Not everyone shared my enthusiasm. “Tyrannosaurs were supposed to be scaly,” came the cantankerous cry from die-hard fans of more reptilian dinosaurs. Why are paleontologists so committed to destroying the fantastic imagery Jurassic Park embedded in our cultural landscape? Across the web, tyrannosaur traditionalists registered their displeasure. “Oh, how the mighty have fallen!” mourned one WIRED commenter, and elsewhere, Yutyrannus was presented as a “fuzzball” and “chicken from hell.” And while the outrage was not as great as when people mistakenly believed that paleontologists were trying to kill Triceratops, at least some dinosaur fans lamented the increasingly avian aspect of tyrannosaurs.

A restoration of Yutyrannus, with the therizinosaurs Beipiaosaurus in the foreground, by Brian Choo. Caption added by the author.

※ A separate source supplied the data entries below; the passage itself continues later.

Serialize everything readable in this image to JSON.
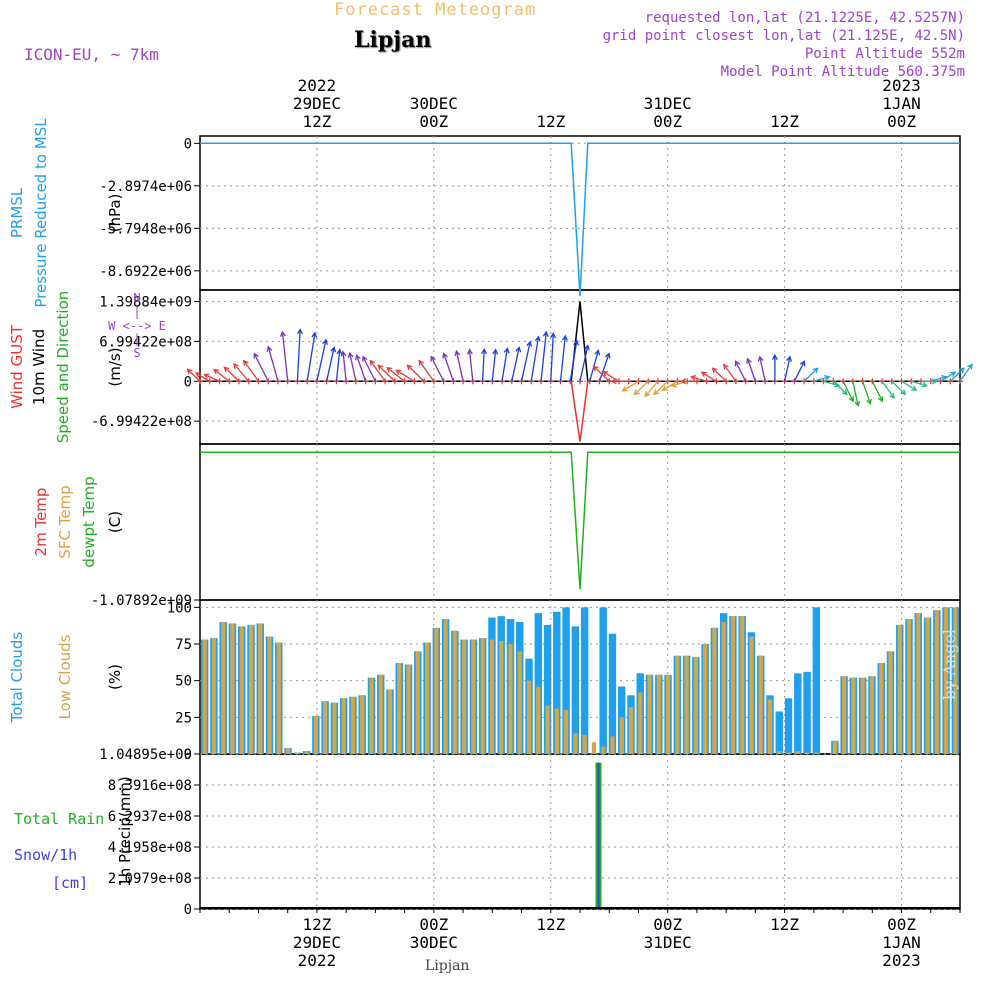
{
  "header": {
    "title": "Forecast Meteogram",
    "location": "Lipjan",
    "model": "ICON-EU, ~ 7km",
    "requested": "requested lon,lat (21.1225E, 42.5257N)",
    "closest": "grid point closest lon,lat (21.125E, 42.5N)",
    "point_alt": "Point Altitude 552m",
    "model_alt": "Model Point Altitude 560.375m",
    "footer_location": "Lipjan",
    "watermark": "by Angel"
  },
  "colors": {
    "pressure": "#1fa0ef",
    "gust": "#ef3030",
    "wind": "#000000",
    "dir": "#20b020",
    "dewpt": "#20b020",
    "total_clouds": "#1fa0ef",
    "low_clouds": "#d3a64a",
    "rain": "#20b020",
    "snow": "#4040e0",
    "compass": "#a040d0"
  },
  "time_axis": {
    "top_labels": [
      {
        "t": 12,
        "lines": [
          "2022",
          "29DEC",
          "12Z"
        ]
      },
      {
        "t": 24,
        "lines": [
          "30DEC",
          "00Z"
        ]
      },
      {
        "t": 36,
        "lines": [
          "12Z"
        ]
      },
      {
        "t": 48,
        "lines": [
          "31DEC",
          "00Z"
        ]
      },
      {
        "t": 60,
        "lines": [
          "12Z"
        ]
      },
      {
        "t": 72,
        "lines": [
          "2023",
          "1JAN",
          "00Z"
        ]
      }
    ],
    "bottom_labels": [
      {
        "t": 12,
        "lines": [
          "12Z",
          "29DEC",
          "2022"
        ]
      },
      {
        "t": 24,
        "lines": [
          "00Z",
          "30DEC"
        ]
      },
      {
        "t": 36,
        "lines": [
          "12Z"
        ]
      },
      {
        "t": 48,
        "lines": [
          "00Z",
          "31DEC"
        ]
      },
      {
        "t": 60,
        "lines": [
          "12Z"
        ]
      },
      {
        "t": 72,
        "lines": [
          "00Z",
          "1JAN",
          "2023"
        ]
      }
    ]
  },
  "chart_data": [
    {
      "type": "line",
      "title": "PRMSL Pressure Reduced to MSL",
      "side_labels": [
        "PRMSL",
        "Pressure Reduced to MSL"
      ],
      "ylabel": "(hPa)",
      "ylim": [
        -10000000,
        500000
      ],
      "yticks": [
        0,
        -2897400,
        -5794800,
        -8692200
      ],
      "ytick_labels": [
        "0",
        "-2.8974e+06",
        "-5.7948e+06",
        "-8.6922e+06"
      ],
      "x": [
        0,
        38.1,
        39,
        39.8,
        78
      ],
      "values": [
        0,
        0,
        -10400000,
        0,
        0
      ]
    },
    {
      "type": "line",
      "title": "Wind GUST 10m Wind Speed and Direction",
      "side_labels": [
        "Wind GUST",
        "10m Wind",
        "Speed and Direction"
      ],
      "ylabel": "(m/s)",
      "compass": [
        "N",
        "W <--> E",
        "S"
      ],
      "ylim": [
        -1100000000,
        1600000000
      ],
      "yticks": [
        1398840000,
        699422000,
        0,
        -699422000
      ],
      "ytick_labels": [
        "1.39884e+09",
        "6.99422e+08",
        "0",
        "-6.99422e+08"
      ],
      "gust_x": [
        0,
        38.1,
        39,
        39.8,
        78
      ],
      "gust_values": [
        0,
        0,
        -1060000000,
        0,
        0
      ],
      "wind_x": [
        0,
        38.1,
        39,
        39.8,
        78
      ],
      "wind_values": [
        0,
        0,
        1398840000,
        0,
        0
      ],
      "wind_dir_deg": [
        300,
        290,
        285,
        295,
        300,
        305,
        310,
        320,
        335,
        350,
        5,
        15,
        20,
        20,
        10,
        350,
        340,
        330,
        320,
        310,
        300,
        295,
        290,
        300,
        310,
        320,
        330,
        340,
        350,
        5,
        10,
        15,
        20,
        20,
        15,
        10,
        5,
        10,
        15,
        20,
        25,
        30,
        300,
        290,
        270,
        250,
        240,
        235,
        240,
        250,
        260,
        270,
        280,
        290,
        300,
        310,
        320,
        330,
        340,
        0,
        20,
        40,
        60,
        80,
        100,
        120,
        140,
        160,
        150,
        140,
        130,
        120,
        110,
        100,
        90,
        80,
        70,
        60,
        50
      ],
      "wind_len": [
        0.25,
        0.25,
        0.3,
        0.35,
        0.35,
        0.4,
        0.45,
        0.55,
        0.6,
        0.9,
        0.95,
        0.9,
        0.75,
        0.55,
        0.45,
        0.4,
        0.4,
        0.4,
        0.45,
        0.45,
        0.45,
        0.45,
        0.45,
        0.45,
        0.45,
        0.45,
        0.45,
        0.45,
        0.45,
        0.45,
        0.45,
        0.5,
        0.55,
        0.7,
        0.8,
        0.9,
        0.85,
        0.8,
        0.7,
        0.6,
        0.5,
        0.45,
        0.4,
        0.35,
        0.35,
        0.35,
        0.3,
        0.3,
        0.3,
        0.3,
        0.3,
        0.3,
        0.3,
        0.3,
        0.3,
        0.3,
        0.3,
        0.3,
        0.3,
        0.3,
        0.3,
        0.3,
        0.3,
        0.3,
        0.3,
        0.3,
        0.3,
        0.3,
        0.3,
        0.3,
        0.3,
        0.3,
        0.3,
        0.3,
        0.3,
        0.3,
        0.3,
        0.3,
        0.3
      ]
    },
    {
      "type": "line",
      "title": "2m Temp SFC Temp dewpt Temp",
      "side_labels": [
        "2m Temp",
        "SFC Temp",
        "dewpt Temp"
      ],
      "ylabel": "(C)",
      "ylim": [
        -1078920000,
        60000000
      ],
      "yticks": [
        -1078920000
      ],
      "ytick_labels": [
        "-1.07892e+09"
      ],
      "x": [
        0,
        38.1,
        39,
        39.8,
        78
      ],
      "values": [
        0,
        0,
        -1000000000,
        0,
        0
      ]
    },
    {
      "type": "bar",
      "title": "Total Clouds Low Clouds",
      "side_labels": [
        "Total Clouds",
        "Low Clouds"
      ],
      "ylabel": "(%)",
      "ylim": [
        0,
        105
      ],
      "yticks": [
        0,
        25,
        50,
        75,
        100
      ],
      "ytick_labels": [
        "0",
        "25",
        "50",
        "75",
        "100"
      ],
      "series": [
        {
          "name": "Total Clouds",
          "values": [
            78,
            79,
            90,
            89,
            87,
            88,
            89,
            80,
            76,
            4,
            1,
            2,
            26,
            36,
            35,
            38,
            39,
            40,
            52,
            54,
            44,
            62,
            61,
            70,
            76,
            86,
            92,
            84,
            78,
            78,
            79,
            93,
            94,
            92,
            90,
            65,
            96,
            88,
            97,
            100,
            87,
            100,
            0,
            100,
            82,
            46,
            40,
            55,
            54,
            54,
            54,
            67,
            67,
            66,
            75,
            86,
            96,
            94,
            94,
            83,
            67,
            40,
            29,
            38,
            55,
            56,
            100,
            0,
            9,
            53,
            52,
            52,
            53,
            62,
            70,
            88,
            92,
            96,
            93,
            98,
            100,
            100
          ]
        },
        {
          "name": "Low Clouds",
          "values": [
            78,
            79,
            90,
            89,
            87,
            88,
            89,
            80,
            76,
            4,
            1,
            2,
            26,
            36,
            35,
            38,
            39,
            40,
            52,
            54,
            44,
            62,
            61,
            70,
            76,
            86,
            92,
            84,
            78,
            78,
            79,
            78,
            77,
            75,
            70,
            50,
            46,
            33,
            31,
            30,
            14,
            13,
            8,
            5,
            12,
            25,
            32,
            42,
            54,
            54,
            54,
            67,
            67,
            66,
            75,
            86,
            90,
            94,
            94,
            80,
            67,
            37,
            2,
            1,
            2,
            1,
            1,
            0,
            9,
            53,
            52,
            52,
            53,
            62,
            70,
            88,
            92,
            96,
            93,
            98,
            100,
            100
          ]
        }
      ]
    },
    {
      "type": "bar",
      "title": "Total Rain Snow/1h [cm]",
      "side_labels": [
        "Total Rain",
        "Snow/1h",
        "[cm]"
      ],
      "ylabel": "1h Precip(mm)",
      "ylim": [
        0,
        1048950000
      ],
      "yticks": [
        0,
        209790000,
        419580000,
        629370000,
        839160000,
        1048950000
      ],
      "ytick_labels": [
        "0",
        "2.0979e+08",
        "4.1958e+08",
        "6.2937e+08",
        "8.3916e+08",
        "1.04895e+09"
      ],
      "x": [
        40.9
      ],
      "rain_values": [
        990000000
      ],
      "snow_values": [
        990000000
      ]
    }
  ]
}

Paleo blogger Mark Wildman recently jumped in with a post titled “In Defence of Scaly Dinosaurs.” He was sad to see yet another proud dinosaurian lineage turn fluffy. “Those of us who like our dinosaurs scaly appear to be frowned upon,” Wildman wrote, “as if we don’t know what we are talking about and that we really ought to ‘get with it’ and rejoice that the dinosaurs are covered in fuzz and feathers. Well that isn’t going to happen—certainly not by me and, I am sure, not for many others.” And to dapple Tyrannosaurus with feathers would be the ultimate indignity. Citing the awesomeness of Tyrannosaurus in Dinosaur Revolution, and how silly the feathery Gigantoraptor looked, Wildman challenged readers: “Do you really want the ultimate theropods, the megastars of the dinosaurian world—the tyrannosaurs—displaying colourful yet gaudy feathers and dancing like a demented turkey cock?”

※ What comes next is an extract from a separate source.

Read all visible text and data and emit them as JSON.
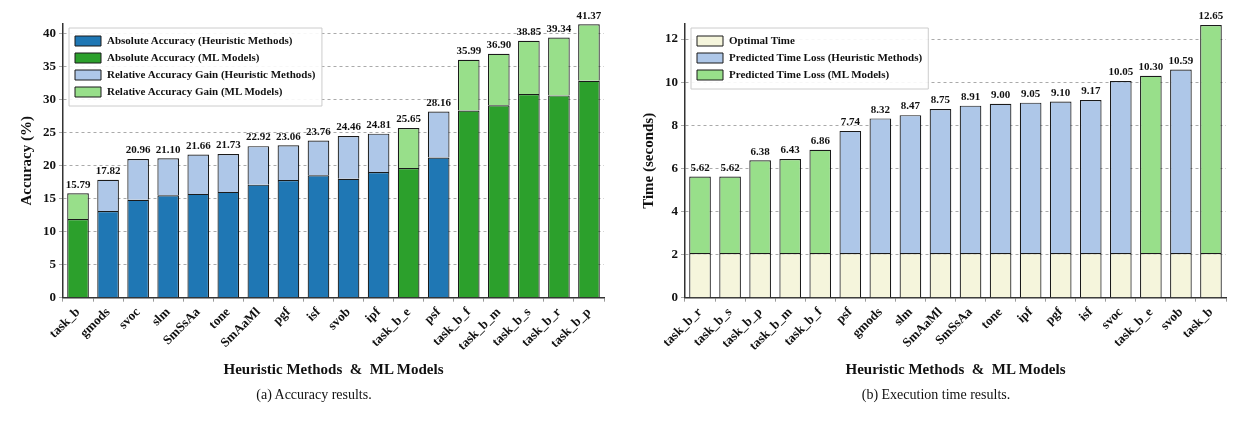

I actually wouldn’t mind a strutting tyrannosaur, even though I admit that Dinosaur Revolution‘s Gigantoraptor sequence was a little over the top. And none of this is to say that Wildman objects to the evidence of feathered dinosaurs. He makes it quite clear that he’s entirely on board with the science. All the same, his post and other comments about how Yutyrannus has somehow ruined tyrannosaurs made me wonder about why it is so fashionable to register cranky displeasure with the way dinosaurs have changed. Some people just don’t like feathery dinosaurs, many wept and wailed at the false assertion of journalists that Triceratops might disappear, and “Brontosaurus” still stirs up strong feelings among those who grew up with the thunder lizard. It’s cool to show contempt for new discoveries in favor of the dinosaurs we grew up with. Before I knew the extent of the evidence, even I felt a little sad that so many of the scabrous, ugly dinosaurs I met as a kid were turned into pretty peacocks.

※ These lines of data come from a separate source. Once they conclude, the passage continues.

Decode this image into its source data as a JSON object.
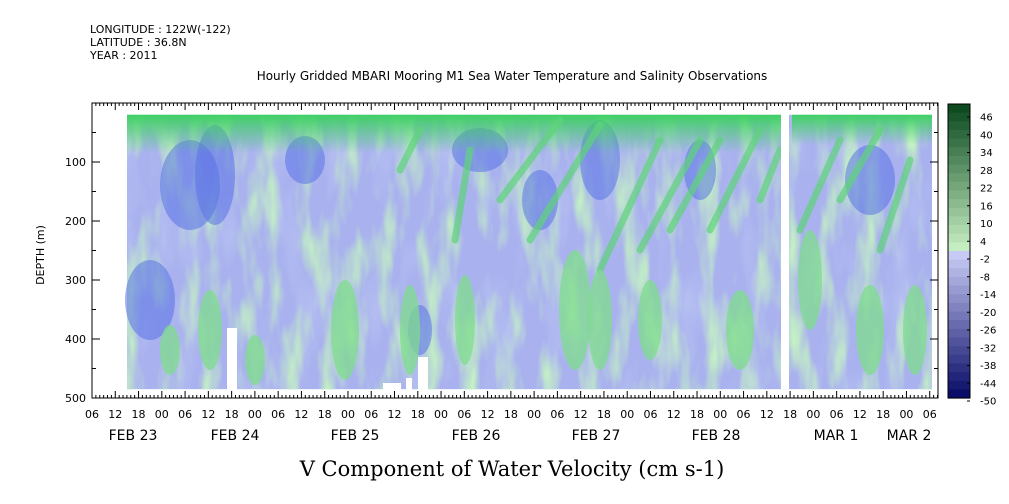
{
  "header": {
    "longitude": "LONGITUDE : 122W(-122)",
    "latitude": "LATITUDE : 36.8N",
    "year": "YEAR : 2011"
  },
  "chart_data": {
    "type": "heatmap",
    "title": "Hourly Gridded MBARI Mooring M1 Sea Water Temperature and Salinity Observations",
    "xlabel": "V Component of Water Velocity (cm s-1)",
    "ylabel": "DEPTH (m)",
    "ylim": [
      500,
      0
    ],
    "y_ticks": [
      100,
      200,
      300,
      400,
      500
    ],
    "x_hour_labels": [
      "06",
      "12",
      "18",
      "00",
      "06",
      "12",
      "18",
      "00",
      "06",
      "12",
      "18",
      "00",
      "06",
      "12",
      "18",
      "00",
      "06",
      "12",
      "18",
      "00",
      "06",
      "12",
      "18",
      "00",
      "06",
      "12",
      "18",
      "00",
      "06",
      "12",
      "18",
      "00",
      "06",
      "12",
      "18",
      "00",
      "06"
    ],
    "x_day_labels": [
      "FEB 23",
      "FEB 24",
      "FEB 25",
      "FEB 26",
      "FEB 27",
      "FEB 28",
      "MAR  1",
      "MAR  2"
    ],
    "colorbar_labels": [
      "46",
      "40",
      "34",
      "28",
      "22",
      "16",
      "10",
      "4",
      "-2",
      "-8",
      "-14",
      "-20",
      "-26",
      "-32",
      "-38",
      "-44",
      "-50"
    ],
    "colorbar_range": [
      -50,
      52
    ],
    "colors": {
      "strong_positive": "#0a4a1f",
      "positive": "#2ec04f",
      "weak_positive": "#a8e8a8",
      "weak_negative": "#b8bcf0",
      "negative": "#3a52e0",
      "strong_negative": "#060a6a"
    },
    "data_gaps": [
      "between Feb 28 22:00 and Mar 1 01:00 (all depths)",
      "near-bottom gaps Feb 24 and Feb 25-26"
    ]
  }
}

I can’t explain why this is so any more than I can explain why we adore dinosaurs in the first place. I don’t think anyone has successfully articulated why we’re so enthralled by these creatures. But I think Mike Brown identified one important thread in his book How I Killed Pluto and Why it Had it Coming. When Pluto was officially demoted from planet to dwarf planet, many people objected to the loss of one of our solar system’s icons. Brown recalled:

In the days that followed, I would hear from many people who were sad about Pluto. And I understood. Pluto was part of their mental landscape, the one they had constructed to organize their thinking about the solar system and their own place within it. Pluto seemed like the edge of existence. Ripping Pluto out of that landscape caused what felt like an inconceivably empty hole.

Of course, Pluto didn’t actually go anywhere. Its title simply changed. But the alteration virtually obliterated the cosmic body in people’s minds. Might the same be true for dinosaurs? For those of us who grew up with scaly, swamp-dwelling dinosaurs, the new images of fuzzy dinosaurs are conflicting with the Mesozoic world as we think it should be. A Tyrannosaurus with feathers isn’t really a Tyrannosaurus, but a different sort of creature that doesn’t quite fit what we had in mind for so long. This tension is inevitable. There is so much that remains unknown that any vision of the past is certainly going to change. I have no doubt that, a few decades from now, children who grew up with feathery dinosaurs will lament how future generations of paleontologists are altering the picture of dinosaur lives.